5 September 2018, 2 PM. Associate Professor Dr Romeo Pacudan presented the study results of the project sponsored by the Economic and Research Institute of the ASEAN and East Asia (ERIA) on the theme of energy poverty in Asia. The Brunei case study analyzes the energy poverty implications of electricity tariff reforms.
Energy pricing policies in Brunei are similar to those in other energy exporting countries which set prices below market rates. If pricing policies of energy-exporting countries could be a reference for Brunei, it is important to note that the Gulf Council Countries (GCC) have recently introduced fuel pricing reforms to curtail substantial amounts of national budgets that were spent annually to maintain low energy prices.
Studies in Eastern European countries showed that during the transition period from centrally planned to market economies, the introduction of electricity pricing reforms had affected consumers’ welfare and pushed poor households and vulnerable members of the society towards energy poverty. Energy poverty in the context of developed countries refers to the ability to afford the energy one needs; for developing countries, this refers most often to lack of access to energy services. The concern of energy poverty in Brunei, if any, would be like that of developed countries rather than those of developing countries. At present, energy poverty does not exist in the country but this may change with fuel pricing reforms.
Dr. Pacudan presented his analysis of a scenario that residential electricity tariff rate be increased to short-run marginal cost (SRMC) of electricity generation.
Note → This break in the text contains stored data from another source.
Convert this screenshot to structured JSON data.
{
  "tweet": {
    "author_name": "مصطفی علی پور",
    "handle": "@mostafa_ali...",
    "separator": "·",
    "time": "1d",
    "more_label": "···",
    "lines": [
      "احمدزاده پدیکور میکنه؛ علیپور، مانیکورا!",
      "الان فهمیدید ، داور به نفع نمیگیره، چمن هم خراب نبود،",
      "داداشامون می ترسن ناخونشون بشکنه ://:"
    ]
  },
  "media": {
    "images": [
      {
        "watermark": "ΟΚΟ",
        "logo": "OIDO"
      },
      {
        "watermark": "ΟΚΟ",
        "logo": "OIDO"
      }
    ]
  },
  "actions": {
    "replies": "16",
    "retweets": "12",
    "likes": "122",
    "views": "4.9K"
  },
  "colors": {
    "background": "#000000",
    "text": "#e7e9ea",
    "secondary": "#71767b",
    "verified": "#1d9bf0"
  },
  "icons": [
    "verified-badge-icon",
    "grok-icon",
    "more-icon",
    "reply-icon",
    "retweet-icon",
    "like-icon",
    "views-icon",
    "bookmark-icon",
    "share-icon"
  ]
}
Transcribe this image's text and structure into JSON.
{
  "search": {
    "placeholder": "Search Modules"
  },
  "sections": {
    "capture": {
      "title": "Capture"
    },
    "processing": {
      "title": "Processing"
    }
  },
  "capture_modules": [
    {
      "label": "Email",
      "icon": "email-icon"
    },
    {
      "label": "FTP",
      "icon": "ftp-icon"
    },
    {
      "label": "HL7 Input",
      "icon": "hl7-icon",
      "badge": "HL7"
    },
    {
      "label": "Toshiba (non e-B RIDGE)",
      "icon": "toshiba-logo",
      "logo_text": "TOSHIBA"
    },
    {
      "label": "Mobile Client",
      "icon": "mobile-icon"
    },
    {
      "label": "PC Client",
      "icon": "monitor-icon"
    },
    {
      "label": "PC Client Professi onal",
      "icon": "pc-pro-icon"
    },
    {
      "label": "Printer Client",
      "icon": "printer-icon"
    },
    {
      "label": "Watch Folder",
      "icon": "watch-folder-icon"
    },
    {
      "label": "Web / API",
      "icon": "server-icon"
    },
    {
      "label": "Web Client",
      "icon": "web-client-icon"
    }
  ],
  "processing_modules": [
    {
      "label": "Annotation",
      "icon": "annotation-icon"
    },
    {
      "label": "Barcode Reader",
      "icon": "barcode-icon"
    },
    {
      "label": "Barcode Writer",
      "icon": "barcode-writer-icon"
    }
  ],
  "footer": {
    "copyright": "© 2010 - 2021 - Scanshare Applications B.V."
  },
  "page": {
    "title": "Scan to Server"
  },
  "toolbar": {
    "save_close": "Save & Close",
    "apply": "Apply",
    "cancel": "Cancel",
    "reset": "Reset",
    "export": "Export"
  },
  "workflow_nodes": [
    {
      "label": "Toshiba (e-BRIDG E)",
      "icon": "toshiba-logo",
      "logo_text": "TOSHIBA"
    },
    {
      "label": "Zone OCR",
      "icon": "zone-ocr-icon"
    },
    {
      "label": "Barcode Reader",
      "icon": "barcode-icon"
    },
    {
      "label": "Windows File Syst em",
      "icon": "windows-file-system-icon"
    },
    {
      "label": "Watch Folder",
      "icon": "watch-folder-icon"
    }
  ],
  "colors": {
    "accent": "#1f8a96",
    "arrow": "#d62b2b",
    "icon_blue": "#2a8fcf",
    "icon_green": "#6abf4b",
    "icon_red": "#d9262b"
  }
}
His study results show that with the existing increasing block tariff (IBT) structure, welfare losses and the increase in electricity expenditures would be high for non-poor households; for those living in urban areas and for those engaged in white-collar jobs, and it would have been the reverse had the government not introduced tariff rate structure reforms in 2012. Despite the increase of electricity expenditures, it would however remain below 5% of household income – far lower than the energy poverty threshold level of 10%. The tariff structure reform, therefore, shielded the lowest-income households from potential impacts of subsidy removal.
His research study concludes that the restructuring of residential electricity tariffs in 2012 shielded the poor and other vulnerable members of the society from potential impacts of subsidy removal and was an important tool for redistributing wealth in the country. In addition, current policies being pursued or elaborated by the government could also mitigate impacts of potential subsidy removal, such as improving supply-side and demand-side efficiency levels and incentivising households to invest in solar PV systems.